In a open letter to the Times on Friday, they urge the British government not to recognise the upcoming Sudanese election, or the legitimacy of president Omar Al-Bashir.
Baroness Caroline Cox, a Christian and the founder and CEO of international aid agency Humanitarian Aid Relief Trust (HART), and one of a number of peers to have signed the letter, accused the government of idleness over the issue.
Speaking on Premier's News Hour, she said: "they're (Christians) being targeted and killed, churches are certainly targeted... Muslims and Christians are both being killed indiscriminately. It's genocide of Christians and genocide of black African peoples.
"These elections will be a kind of camouflage for legitimacy for a regime that deserves sanctions, not legitimacy.
"What I and other colleagues have recommended are targeted sanctions that wouldn't affect the people... [and] there needs to be proper, systematic, sponsored, humanitarian relief to help people.
"Pray for the people of Sudan, their suffering is indescribable. They desperately need your prayers."
President Omar Al-Bashir has led Sudan for more than 25 years, taking power in a military coup in 1989.
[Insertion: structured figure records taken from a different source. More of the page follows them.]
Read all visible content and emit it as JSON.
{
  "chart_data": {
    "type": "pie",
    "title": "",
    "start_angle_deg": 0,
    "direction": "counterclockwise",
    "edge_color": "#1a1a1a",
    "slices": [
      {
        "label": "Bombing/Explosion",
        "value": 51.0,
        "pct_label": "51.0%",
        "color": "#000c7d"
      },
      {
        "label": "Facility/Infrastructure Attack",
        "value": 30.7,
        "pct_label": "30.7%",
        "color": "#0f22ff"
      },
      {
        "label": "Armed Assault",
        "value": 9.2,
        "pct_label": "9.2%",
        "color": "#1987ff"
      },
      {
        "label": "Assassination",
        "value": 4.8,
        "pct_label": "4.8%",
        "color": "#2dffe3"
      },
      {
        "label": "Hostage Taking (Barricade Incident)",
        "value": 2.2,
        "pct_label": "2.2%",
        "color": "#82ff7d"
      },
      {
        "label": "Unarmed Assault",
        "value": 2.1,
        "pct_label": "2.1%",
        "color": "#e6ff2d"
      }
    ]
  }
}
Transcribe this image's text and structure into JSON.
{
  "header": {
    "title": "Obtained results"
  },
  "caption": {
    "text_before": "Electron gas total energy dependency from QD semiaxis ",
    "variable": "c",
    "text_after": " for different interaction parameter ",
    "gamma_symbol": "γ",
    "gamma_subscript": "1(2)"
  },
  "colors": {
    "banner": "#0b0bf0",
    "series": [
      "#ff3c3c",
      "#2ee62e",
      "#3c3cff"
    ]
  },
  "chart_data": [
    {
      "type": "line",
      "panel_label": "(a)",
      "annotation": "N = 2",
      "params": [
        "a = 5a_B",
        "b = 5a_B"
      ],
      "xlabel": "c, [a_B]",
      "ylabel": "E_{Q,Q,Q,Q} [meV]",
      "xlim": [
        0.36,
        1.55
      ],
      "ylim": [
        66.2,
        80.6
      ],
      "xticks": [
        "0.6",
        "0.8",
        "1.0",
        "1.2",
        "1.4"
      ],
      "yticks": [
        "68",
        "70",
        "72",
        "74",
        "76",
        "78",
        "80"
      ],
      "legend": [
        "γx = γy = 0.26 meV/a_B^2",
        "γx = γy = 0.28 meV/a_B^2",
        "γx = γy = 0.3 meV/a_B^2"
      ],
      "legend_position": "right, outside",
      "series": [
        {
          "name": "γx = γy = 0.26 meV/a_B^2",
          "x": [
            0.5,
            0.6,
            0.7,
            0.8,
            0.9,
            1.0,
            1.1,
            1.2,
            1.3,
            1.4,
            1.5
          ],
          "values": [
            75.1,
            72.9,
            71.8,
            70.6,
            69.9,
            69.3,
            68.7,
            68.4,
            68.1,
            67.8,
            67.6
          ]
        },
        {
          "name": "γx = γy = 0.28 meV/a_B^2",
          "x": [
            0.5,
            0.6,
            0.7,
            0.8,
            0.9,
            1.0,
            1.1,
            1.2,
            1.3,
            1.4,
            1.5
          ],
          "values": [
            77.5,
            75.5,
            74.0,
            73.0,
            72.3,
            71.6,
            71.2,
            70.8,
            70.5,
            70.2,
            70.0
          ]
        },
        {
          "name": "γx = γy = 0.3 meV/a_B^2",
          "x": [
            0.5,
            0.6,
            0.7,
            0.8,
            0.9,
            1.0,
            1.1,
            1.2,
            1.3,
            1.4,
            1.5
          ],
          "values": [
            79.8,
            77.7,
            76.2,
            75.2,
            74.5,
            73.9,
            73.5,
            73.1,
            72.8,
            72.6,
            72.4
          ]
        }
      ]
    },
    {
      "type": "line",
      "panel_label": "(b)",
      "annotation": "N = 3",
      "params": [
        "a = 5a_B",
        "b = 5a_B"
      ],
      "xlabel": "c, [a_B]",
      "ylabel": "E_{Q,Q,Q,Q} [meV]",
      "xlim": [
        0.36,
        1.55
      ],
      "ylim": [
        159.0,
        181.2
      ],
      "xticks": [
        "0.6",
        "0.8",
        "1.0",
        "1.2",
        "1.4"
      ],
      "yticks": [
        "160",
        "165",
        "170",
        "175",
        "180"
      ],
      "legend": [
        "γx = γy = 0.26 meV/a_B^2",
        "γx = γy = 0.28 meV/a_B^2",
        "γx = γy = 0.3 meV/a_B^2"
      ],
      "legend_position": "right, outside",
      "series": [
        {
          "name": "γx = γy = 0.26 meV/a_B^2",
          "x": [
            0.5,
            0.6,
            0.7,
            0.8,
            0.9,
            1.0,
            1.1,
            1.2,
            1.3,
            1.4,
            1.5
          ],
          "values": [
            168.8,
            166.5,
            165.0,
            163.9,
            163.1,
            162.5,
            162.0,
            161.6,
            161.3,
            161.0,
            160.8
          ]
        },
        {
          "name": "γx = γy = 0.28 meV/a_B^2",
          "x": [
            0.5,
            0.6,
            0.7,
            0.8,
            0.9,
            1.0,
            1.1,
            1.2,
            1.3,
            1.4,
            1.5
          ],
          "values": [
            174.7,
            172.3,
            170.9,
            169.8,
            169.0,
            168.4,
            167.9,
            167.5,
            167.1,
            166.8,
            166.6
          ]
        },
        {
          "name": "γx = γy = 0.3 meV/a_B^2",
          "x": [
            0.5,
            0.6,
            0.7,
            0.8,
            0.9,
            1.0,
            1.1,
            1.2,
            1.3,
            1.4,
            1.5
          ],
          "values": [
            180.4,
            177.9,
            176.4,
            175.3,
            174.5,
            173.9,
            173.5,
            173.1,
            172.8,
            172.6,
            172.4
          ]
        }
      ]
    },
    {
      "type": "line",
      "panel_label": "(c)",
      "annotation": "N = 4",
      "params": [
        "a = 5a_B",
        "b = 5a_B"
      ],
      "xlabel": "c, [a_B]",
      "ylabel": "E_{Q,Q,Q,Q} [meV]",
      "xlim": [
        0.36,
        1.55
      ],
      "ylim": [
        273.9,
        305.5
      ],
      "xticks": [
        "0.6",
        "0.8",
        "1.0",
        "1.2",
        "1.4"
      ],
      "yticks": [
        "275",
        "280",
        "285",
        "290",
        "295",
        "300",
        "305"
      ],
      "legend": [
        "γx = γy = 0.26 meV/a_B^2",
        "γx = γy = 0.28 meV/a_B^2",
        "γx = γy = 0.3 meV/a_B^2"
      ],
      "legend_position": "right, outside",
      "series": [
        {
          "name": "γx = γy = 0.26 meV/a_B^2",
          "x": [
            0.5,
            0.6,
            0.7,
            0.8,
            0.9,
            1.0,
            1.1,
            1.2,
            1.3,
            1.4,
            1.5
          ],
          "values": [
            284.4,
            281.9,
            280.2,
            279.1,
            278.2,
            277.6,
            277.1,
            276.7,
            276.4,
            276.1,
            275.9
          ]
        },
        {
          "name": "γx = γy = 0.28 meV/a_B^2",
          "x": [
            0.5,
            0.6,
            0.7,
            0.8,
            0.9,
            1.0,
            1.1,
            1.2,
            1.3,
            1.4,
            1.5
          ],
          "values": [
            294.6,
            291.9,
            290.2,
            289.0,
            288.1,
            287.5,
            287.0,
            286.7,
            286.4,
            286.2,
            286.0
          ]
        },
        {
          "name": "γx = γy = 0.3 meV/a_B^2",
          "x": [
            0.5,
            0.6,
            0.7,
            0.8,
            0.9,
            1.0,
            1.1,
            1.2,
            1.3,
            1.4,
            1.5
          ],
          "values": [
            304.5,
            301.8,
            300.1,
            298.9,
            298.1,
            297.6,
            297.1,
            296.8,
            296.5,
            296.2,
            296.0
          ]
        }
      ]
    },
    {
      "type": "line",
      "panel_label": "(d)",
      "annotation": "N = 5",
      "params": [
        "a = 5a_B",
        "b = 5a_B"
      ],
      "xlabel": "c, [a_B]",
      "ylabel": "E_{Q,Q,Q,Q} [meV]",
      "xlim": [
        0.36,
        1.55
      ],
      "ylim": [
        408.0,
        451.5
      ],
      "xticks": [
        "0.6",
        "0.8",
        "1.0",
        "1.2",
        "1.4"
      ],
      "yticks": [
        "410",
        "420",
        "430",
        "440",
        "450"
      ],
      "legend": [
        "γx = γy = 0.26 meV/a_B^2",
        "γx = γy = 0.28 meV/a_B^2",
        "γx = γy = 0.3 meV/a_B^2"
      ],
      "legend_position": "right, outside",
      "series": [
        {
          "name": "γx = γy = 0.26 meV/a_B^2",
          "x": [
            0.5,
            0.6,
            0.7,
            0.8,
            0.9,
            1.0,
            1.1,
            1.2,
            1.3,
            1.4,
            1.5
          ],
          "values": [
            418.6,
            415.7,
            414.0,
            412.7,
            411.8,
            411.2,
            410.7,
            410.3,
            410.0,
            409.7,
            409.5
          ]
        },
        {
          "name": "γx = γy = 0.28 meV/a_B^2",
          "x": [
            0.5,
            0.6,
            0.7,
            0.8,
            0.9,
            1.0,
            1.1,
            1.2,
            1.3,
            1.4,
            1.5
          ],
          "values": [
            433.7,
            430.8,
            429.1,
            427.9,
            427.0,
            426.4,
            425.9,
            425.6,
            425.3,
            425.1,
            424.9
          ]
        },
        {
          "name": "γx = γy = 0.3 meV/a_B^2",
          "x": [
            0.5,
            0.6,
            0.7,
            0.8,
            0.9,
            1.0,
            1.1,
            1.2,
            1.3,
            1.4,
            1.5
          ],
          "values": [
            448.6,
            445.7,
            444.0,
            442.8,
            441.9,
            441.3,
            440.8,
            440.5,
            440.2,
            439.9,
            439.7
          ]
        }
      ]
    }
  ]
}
He was president for much of Sudan's second civil war, which started in 1983 and ended in 2005. During this civil war, two million people died, four million were displaced and hundreds of thousands were subject to human rights abuses such as slavery.
The International Criminal Court formally has also charged Omar Al-Bashir with genocide for his actions in Darfur, an area in western Sudan.
Omar Al-Bashir's presidency also saw the break-up of Sudan, with part of the country voting to become an independent country, South Sudan, in 2011.